Irritated by the internet furore over the new statue inspired by Mary Wollstonecraft, I walked through my own local park – where the only statue is of an owl, painted with scenes from the nearby community. On my stroll I walked past a young woman, somewhere between 18 and 22, walking a large dog. Ahead of us were a group of three young men of around the same age. I passed by as if invisible, but as she came up behind me they commented admiringly on how you have to be strong to walk a dog like that.
She laughed in a way that is intimately familiar to me from my own experiences through my teens and twenties; less so now, when I suspect (quite thankfully!) I’m beginning to be put into a category marked as mum for the kind of young men who talk to women on the street. It was a polite laugh, the kind you make when you know a response is expected, where you know if you don’t respond the follow up may be less friendly.
I don’t think those young men had any intention of intimidating or harassing her. I doubt, though, that they thought very much about what she would think, either. They saw petite young woman with ponytail and leggings, and found the visual combination of that and a large dog appealing. I wondered idly if she had cropped hair and a baggy tracksuit if they would have ignored her, or if they might have joked that she looked like a dyke. And I thought that, however this person looked, whether they used the pronouns she or he or they to identify themselves, that they would have to think – even very briefly, even as a passing thought as part of a normal day – about how this group of men would respond as they walked by. The kind of daily weight there is in that, knowing yourself judged as you go through the world. Not as a person, but as a set of cultural expectations awkwardly mashed together with your biological and anatomical configurations.
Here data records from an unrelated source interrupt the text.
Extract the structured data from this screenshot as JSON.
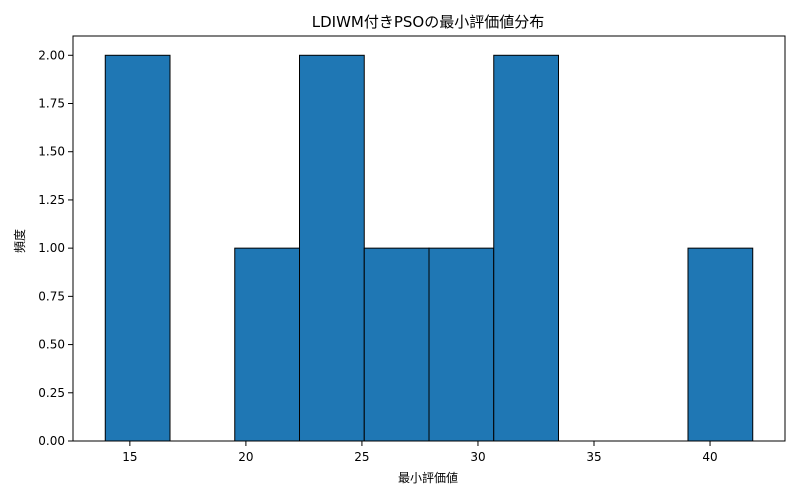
{
  "chart_data": {
    "type": "bar",
    "subtype": "histogram",
    "title": "LDIWM付きPSOの最小評価値分布",
    "xlabel": "最小評価値",
    "ylabel": "頻度",
    "bin_edges": [
      13.94,
      16.73,
      19.52,
      22.31,
      25.1,
      27.89,
      30.68,
      33.47,
      36.26,
      39.05,
      41.84
    ],
    "counts": [
      2,
      0,
      1,
      2,
      1,
      1,
      2,
      0,
      0,
      1
    ],
    "xlim": [
      12.55,
      43.23
    ],
    "ylim": [
      0,
      2.1
    ],
    "xticks": [
      15,
      20,
      25,
      30,
      35,
      40
    ],
    "yticks": [
      0.0,
      0.25,
      0.5,
      0.75,
      1.0,
      1.25,
      1.5,
      1.75,
      2.0
    ],
    "ytick_labels": [
      "0.00",
      "0.25",
      "0.50",
      "0.75",
      "1.00",
      "1.25",
      "1.50",
      "1.75",
      "2.00"
    ],
    "grid": false,
    "bar_color": "#1f77b4",
    "edge_color": "#000000"
  }
}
If you are a person who either identifies as a woman, and/or you are a person who was assigned female at birth, you will be deeply familiar with the broader experience behind the polite laugh. Of making yourself small to avoid harassment because of how you are read by cis men. Frustratingly, people are still talking about patriarchy as if it’s about men vs women when of course the cisheteropatriarchy is about gender-confirming heterosexual cisgender men versus everyone else. How do Republicans stay in power when they are now a minority? Well, most of the world isn’t a cis, straight, conventionally-presenting man, either, but those guys have done pretty well over the millennia controlling the narrative of what it means to be human.
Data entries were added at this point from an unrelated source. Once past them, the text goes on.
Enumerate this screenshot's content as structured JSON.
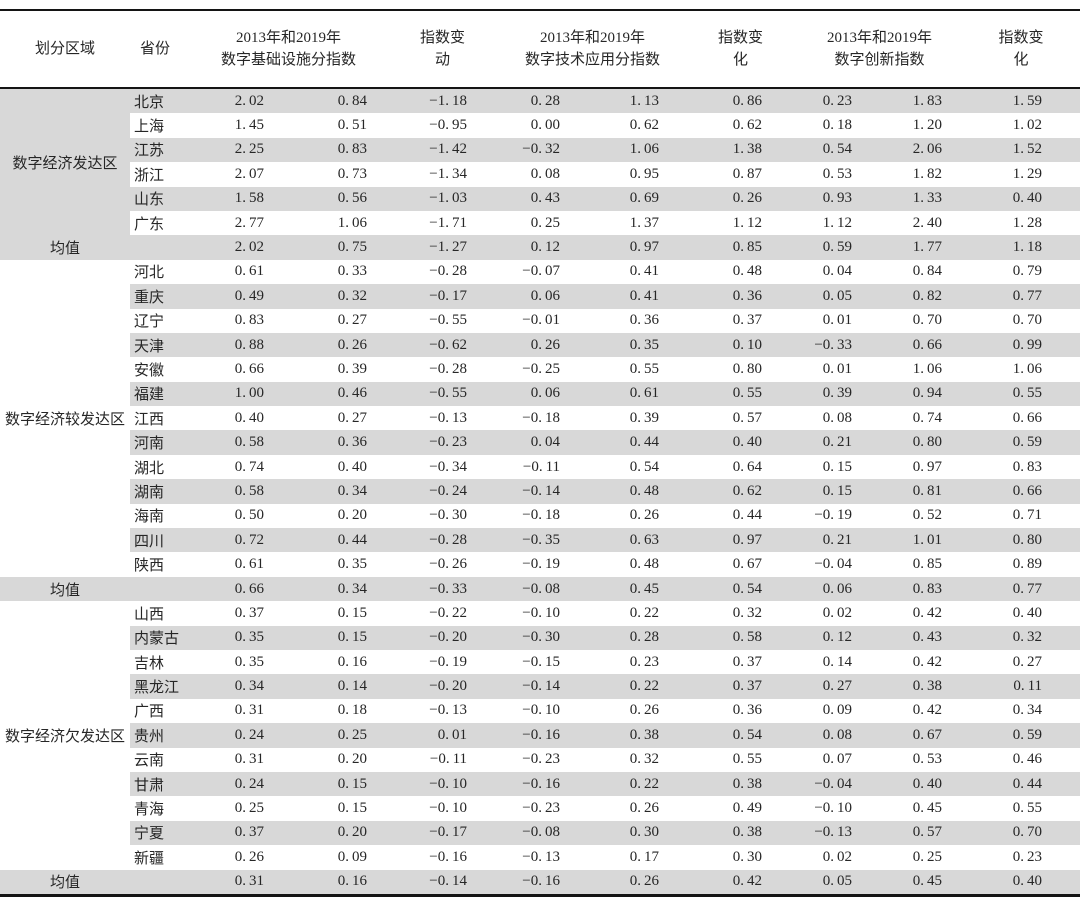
{
  "chart_data": {
    "type": "table",
    "headers": {
      "region": "划分区域",
      "province": "省份",
      "infra_line1": "2013年和2019年",
      "infra_line2": "数字基础设施分指数",
      "infra_change": "指数变动",
      "tech_line1": "2013年和2019年",
      "tech_line2": "数字技术应用分指数",
      "tech_change": "指数变化",
      "innov_line1": "2013年和2019年",
      "innov_line2": "数字创新指数",
      "innov_change": "指数变化"
    },
    "groups": [
      {
        "region": "数字经济发达区",
        "mean_label": "均值",
        "rows": [
          {
            "province": "北京",
            "values": [
              "2.02",
              "0.84",
              "-1.18",
              "0.28",
              "1.13",
              "0.86",
              "0.23",
              "1.83",
              "1.59"
            ]
          },
          {
            "province": "上海",
            "values": [
              "1.45",
              "0.51",
              "-0.95",
              "0.00",
              "0.62",
              "0.62",
              "0.18",
              "1.20",
              "1.02"
            ]
          },
          {
            "province": "江苏",
            "values": [
              "2.25",
              "0.83",
              "-1.42",
              "-0.32",
              "1.06",
              "1.38",
              "0.54",
              "2.06",
              "1.52"
            ]
          },
          {
            "province": "浙江",
            "values": [
              "2.07",
              "0.73",
              "-1.34",
              "0.08",
              "0.95",
              "0.87",
              "0.53",
              "1.82",
              "1.29"
            ]
          },
          {
            "province": "山东",
            "values": [
              "1.58",
              "0.56",
              "-1.03",
              "0.43",
              "0.69",
              "0.26",
              "0.93",
              "1.33",
              "0.40"
            ]
          },
          {
            "province": "广东",
            "values": [
              "2.77",
              "1.06",
              "-1.71",
              "0.25",
              "1.37",
              "1.12",
              "1.12",
              "2.40",
              "1.28"
            ]
          }
        ],
        "mean": [
          "2.02",
          "0.75",
          "-1.27",
          "0.12",
          "0.97",
          "0.85",
          "0.59",
          "1.77",
          "1.18"
        ]
      },
      {
        "region": "数字经济较发达区",
        "mean_label": "均值",
        "rows": [
          {
            "province": "河北",
            "values": [
              "0.61",
              "0.33",
              "-0.28",
              "-0.07",
              "0.41",
              "0.48",
              "0.04",
              "0.84",
              "0.79"
            ]
          },
          {
            "province": "重庆",
            "values": [
              "0.49",
              "0.32",
              "-0.17",
              "0.06",
              "0.41",
              "0.36",
              "0.05",
              "0.82",
              "0.77"
            ]
          },
          {
            "province": "辽宁",
            "values": [
              "0.83",
              "0.27",
              "-0.55",
              "-0.01",
              "0.36",
              "0.37",
              "0.01",
              "0.70",
              "0.70"
            ]
          },
          {
            "province": "天津",
            "values": [
              "0.88",
              "0.26",
              "-0.62",
              "0.26",
              "0.35",
              "0.10",
              "-0.33",
              "0.66",
              "0.99"
            ]
          },
          {
            "province": "安徽",
            "values": [
              "0.66",
              "0.39",
              "-0.28",
              "-0.25",
              "0.55",
              "0.80",
              "0.01",
              "1.06",
              "1.06"
            ]
          },
          {
            "province": "福建",
            "values": [
              "1.00",
              "0.46",
              "-0.55",
              "0.06",
              "0.61",
              "0.55",
              "0.39",
              "0.94",
              "0.55"
            ]
          },
          {
            "province": "江西",
            "values": [
              "0.40",
              "0.27",
              "-0.13",
              "-0.18",
              "0.39",
              "0.57",
              "0.08",
              "0.74",
              "0.66"
            ]
          },
          {
            "province": "河南",
            "values": [
              "0.58",
              "0.36",
              "-0.23",
              "0.04",
              "0.44",
              "0.40",
              "0.21",
              "0.80",
              "0.59"
            ]
          },
          {
            "province": "湖北",
            "values": [
              "0.74",
              "0.40",
              "-0.34",
              "-0.11",
              "0.54",
              "0.64",
              "0.15",
              "0.97",
              "0.83"
            ]
          },
          {
            "province": "湖南",
            "values": [
              "0.58",
              "0.34",
              "-0.24",
              "-0.14",
              "0.48",
              "0.62",
              "0.15",
              "0.81",
              "0.66"
            ]
          },
          {
            "province": "海南",
            "values": [
              "0.50",
              "0.20",
              "-0.30",
              "-0.18",
              "0.26",
              "0.44",
              "-0.19",
              "0.52",
              "0.71"
            ]
          },
          {
            "province": "四川",
            "values": [
              "0.72",
              "0.44",
              "-0.28",
              "-0.35",
              "0.63",
              "0.97",
              "0.21",
              "1.01",
              "0.80"
            ]
          },
          {
            "province": "陕西",
            "values": [
              "0.61",
              "0.35",
              "-0.26",
              "-0.19",
              "0.48",
              "0.67",
              "-0.04",
              "0.85",
              "0.89"
            ]
          }
        ],
        "mean": [
          "0.66",
          "0.34",
          "-0.33",
          "-0.08",
          "0.45",
          "0.54",
          "0.06",
          "0.83",
          "0.77"
        ]
      },
      {
        "region": "数字经济欠发达区",
        "mean_label": "均值",
        "rows": [
          {
            "province": "山西",
            "values": [
              "0.37",
              "0.15",
              "-0.22",
              "-0.10",
              "0.22",
              "0.32",
              "0.02",
              "0.42",
              "0.40"
            ]
          },
          {
            "province": "内蒙古",
            "values": [
              "0.35",
              "0.15",
              "-0.20",
              "-0.30",
              "0.28",
              "0.58",
              "0.12",
              "0.43",
              "0.32"
            ]
          },
          {
            "province": "吉林",
            "values": [
              "0.35",
              "0.16",
              "-0.19",
              "-0.15",
              "0.23",
              "0.37",
              "0.14",
              "0.42",
              "0.27"
            ]
          },
          {
            "province": "黑龙江",
            "values": [
              "0.34",
              "0.14",
              "-0.20",
              "-0.14",
              "0.22",
              "0.37",
              "0.27",
              "0.38",
              "0.11"
            ]
          },
          {
            "province": "广西",
            "values": [
              "0.31",
              "0.18",
              "-0.13",
              "-0.10",
              "0.26",
              "0.36",
              "0.09",
              "0.42",
              "0.34"
            ]
          },
          {
            "province": "贵州",
            "values": [
              "0.24",
              "0.25",
              "0.01",
              "-0.16",
              "0.38",
              "0.54",
              "0.08",
              "0.67",
              "0.59"
            ]
          },
          {
            "province": "云南",
            "values": [
              "0.31",
              "0.20",
              "-0.11",
              "-0.23",
              "0.32",
              "0.55",
              "0.07",
              "0.53",
              "0.46"
            ]
          },
          {
            "province": "甘肃",
            "values": [
              "0.24",
              "0.15",
              "-0.10",
              "-0.16",
              "0.22",
              "0.38",
              "-0.04",
              "0.40",
              "0.44"
            ]
          },
          {
            "province": "青海",
            "values": [
              "0.25",
              "0.15",
              "-0.10",
              "-0.23",
              "0.26",
              "0.49",
              "-0.10",
              "0.45",
              "0.55"
            ]
          },
          {
            "province": "宁夏",
            "values": [
              "0.37",
              "0.20",
              "-0.17",
              "-0.08",
              "0.30",
              "0.38",
              "-0.13",
              "0.57",
              "0.70"
            ]
          },
          {
            "province": "新疆",
            "values": [
              "0.26",
              "0.09",
              "-0.16",
              "-0.13",
              "0.17",
              "0.30",
              "0.02",
              "0.25",
              "0.23"
            ]
          }
        ],
        "mean": [
          "0.31",
          "0.16",
          "-0.14",
          "-0.16",
          "0.26",
          "0.42",
          "0.05",
          "0.45",
          "0.40"
        ]
      }
    ]
  }
}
The Wollstonecraft statue is not meant to be of Wollstonecraft. The committee said: “The sculpture combines female forms which commingle and rise together as if one, culminating in the figure of a woman standing free. She is Everywoman, her own person, ready to confront the world.” That’s all very well, but – even putting aside the clear problem of having an idealized female body shape as everywoman – it is so very tiring to be every woman for every body. Women are overburdened with expectations to be everything for everyone: at home, in the workplace. Women of colour in particular bear the brutal edge of this. If they are great at their jobs, they must be ambassadors. They must give and give and give. They must be emblematic of their identities in a way that means their individuality is ironed flat. Or perhaps rubbed smooth, like the formless mass of women’s bodies that apparently forms the base of the statue.
Wollstonecraft wrote: “My own sex, I hope, will excuse me, if I treat them like rational creatures, instead of flattering their fascinating graces, and viewing them as if they were in a state of perpetual childhood, unable to stand alone.” I understand the artistic impulse, and the ideological one, to show this everywoman standing on the the achievements of the women who went before her; but I get the impression Wollstonecraft would have preferred each woman to be judged on her own merits.
Yesterday the “gender critical” writer Julia Long put a t-shirt over the statue, presumably because she, like many others, saw the statue’s nudity as “pornographic” or degrading. While I find the artist and committee’s desire to give the world yet another everywoman exhausting, I also find the instant turn to the word porn to categorise a naked human body exhausting. It was also of course an opportunity for Long to blow the accustomed anti-trans dogwhistle of presenting a definition of womanhood that is simple, binary, immutable; it’s a clever slogan because as a definition it seems to most people to be “common sense” – a gut instinct that we know historically has not been a good measure for providing human rights. And this visual protest merely confirms the statue’s identity as an everywoman, because it says: this is what a woman is. There is no freedom in that.